Además, no es la única vez que lo hace. El año pasado logró el título en la penúltima ronda y, en 2023, lo logró curiosamente en el mismo circuito que este año, Portland, también a falta de una ronda para acabar. En 2021, lo hizo en la última ronda en Long Beach.
Año 2025; año perfecto
Si hablamos de estadísticas, Alex Palou ha conseguido algo que no se veía en años. Hasta hoy, ha logrado 8 victorias en 15 carreras. Está a sólo dos victorias del récord absoluto de A.J. Foyt en 1964 con 10 victorias. Ha subido al podio en todas las carreras excepto en Detroit que abandonó, en Gateway quedó octavo, en la primera carrera de Iowa quedó quinto y en Toronto quedó duodécimo. Se queda todavía lejos del récord de podios de Mario Andretti en 1968, que fueron 16 podios. Lo máximo que puede lograr son 13 podios.
Además, lo más importante. Alex Palou consiguió el pasado mes de mayo ganar las 500 millas de Indianápolis, la carrera más importante del año y que era el sueño del piloto español desde que debutó en la Indycar en 2020 con el equipo Dale Coyne Racing, precisamente en este evento. Es el primer piloto que logra ganar la Indy500 y ganar el campeonato en el mismo año desde Dario Franchitti en 2010.

GP de Portland
Más allá de la increíble hazaña de Palou, la carrera de este fin de semana la ha ganado Will Power. El veterano piloto del equipo Penske logra la primera victoria para el equipo en un año para el olvido. No les ha salido nada a ninguno de los pilotos en ninguna carrera, ni siquiera en su especialidad, los óvalos. Esta victoria da una pequeña alegría al equipo del histórico Roger Penske y da algo de esperanza a Power para asegurar su asiento para el año que viene.
El segundo clasificado fue Christian Lundgaard, piloto del equipo Arrow McLaren, y el propio Alex Palou cerró el podio. La victoria fue cosa de estos tres pilotos. A falta de 15 vueltas, la distancia entre ellos era de menos de 1 segundo y cualquiera pudo ganar. Sin embargo, Power aprovechó muy bien los pilotos doblados para poner tierra de por medio. Finalmente, la batalla se centró en la segunda posición. Palou intentó un adelantamiento por el exterior en la zona revirada del circuito y Lundgaard le dejó con el espacio justo y milimétrico, lo que hizo que el español se saliera del circuito sin pasar a mayores. No hubo ningún piloto en el podio que no estuviera contento.

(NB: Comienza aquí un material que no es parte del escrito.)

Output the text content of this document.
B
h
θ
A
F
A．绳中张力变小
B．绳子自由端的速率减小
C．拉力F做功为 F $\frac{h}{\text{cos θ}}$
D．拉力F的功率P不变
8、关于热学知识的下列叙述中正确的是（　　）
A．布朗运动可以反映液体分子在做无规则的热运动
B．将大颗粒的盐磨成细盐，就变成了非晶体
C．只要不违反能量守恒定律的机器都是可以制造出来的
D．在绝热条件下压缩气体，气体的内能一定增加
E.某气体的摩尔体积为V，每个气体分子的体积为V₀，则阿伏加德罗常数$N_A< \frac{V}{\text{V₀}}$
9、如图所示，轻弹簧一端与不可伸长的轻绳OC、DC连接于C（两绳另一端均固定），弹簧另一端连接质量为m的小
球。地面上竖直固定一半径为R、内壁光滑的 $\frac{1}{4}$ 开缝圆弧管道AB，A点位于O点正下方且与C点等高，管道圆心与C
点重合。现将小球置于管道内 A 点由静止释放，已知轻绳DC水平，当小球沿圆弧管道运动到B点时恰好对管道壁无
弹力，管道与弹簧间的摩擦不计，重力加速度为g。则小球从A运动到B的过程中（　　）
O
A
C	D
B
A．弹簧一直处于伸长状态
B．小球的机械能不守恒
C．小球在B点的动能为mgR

¿Qué se espera en el futuro?
Por lo que respecta a nuestro Alex Palou, este año ya lo tiene todo hecho. Aún así, puede seguir con la buena racha y poner la guinda en el pastel con un buen resultado en las dos carreras que quedan. Será un buen desafío, ya que al español se le atragantan un poco las carreras en circuitos ovales (aunque ya ha ganado la Indy500 y la segunda carrera en Iowa este año).
El futuro de Palou se espera que sea en la IndyCar, incluso a largo plazo. No ha sido la primera vez que se le ha preguntado sobre la Fórmula 1 y ya dijo que esa oportunidad ya pasó y que quiere seguir haciendo historia en américa. El piloto barcelonés estuvo muy cerca de competir en la categoría reina del automovilismo mundial, pero rompió sus lazos con McLaren meses después del GP de Estados Unidos de 2022 cuando participó en los entrenamientos oficiales dejando una buena imagen.

Chip Ganassi es el equipo en el que participa Alex Palou en la IndyCar y le ofrecieron un largo contrato para seguir con ellos. El hambre de victoria es infinito y poder ganar la Indy500 otra vez será el objetivo de cada temporada, además del título. Con 28 años, el futuro puede ser muy prometedor.